Scheduled re-import of indexed content

As a site owner using Content Recommendations,

I would like the ability to schedule re-import of already indexed content in Content Recs,

so that:

a) there would be no need for manually triggering a re-scan, e.g. if we add or change metatag or data attributes to pages.

b) content that has been unpublished/deleted from the site would be purged from the Content Recs index.
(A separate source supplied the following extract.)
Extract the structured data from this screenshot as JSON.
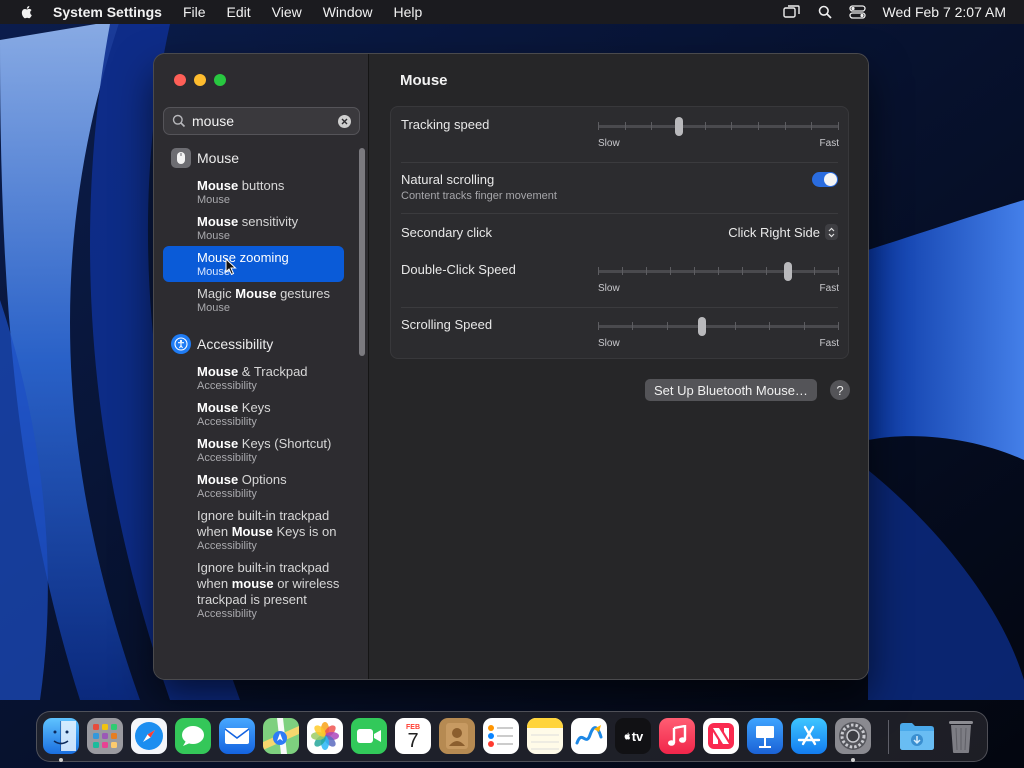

c) Images are re-scraped from the source pages - very useful if editors have changed or unpublished the original image since the page was last scraped.

  • Attach files
  • Guest
    Reply
    |
    May 8, 2023

    Perhaps a better approach would be pass a 'modified' time meta attribute.

    ...

    <meta property="article:published_time" content="2019-10-18T15:19:00.000-04:00" />

    <meta property="article:modified_time" content="2023-01-18T15:19:00.000-04:00" />

    ...

    The scheduled re-import process would only re-index pages that have been modified since the last time it was scanned.


  • Guest
    Reply
    |
    Dec 7, 2021

    A note on this. I acknowledge that the initial scraping currently is resource-intensive, since it performs a full NLP analysis of the page content. However, a NLP re-scan would NOT be necessary for this suggested re-import - just a superficial re-import of the factual properties like title, (canonical) URL, metatags, image.

  • Guest
    Reply
    |
    Jun 4, 2021

    Thank you for your input. We will investigate the idea and see whether it's something we can address in a timely manner.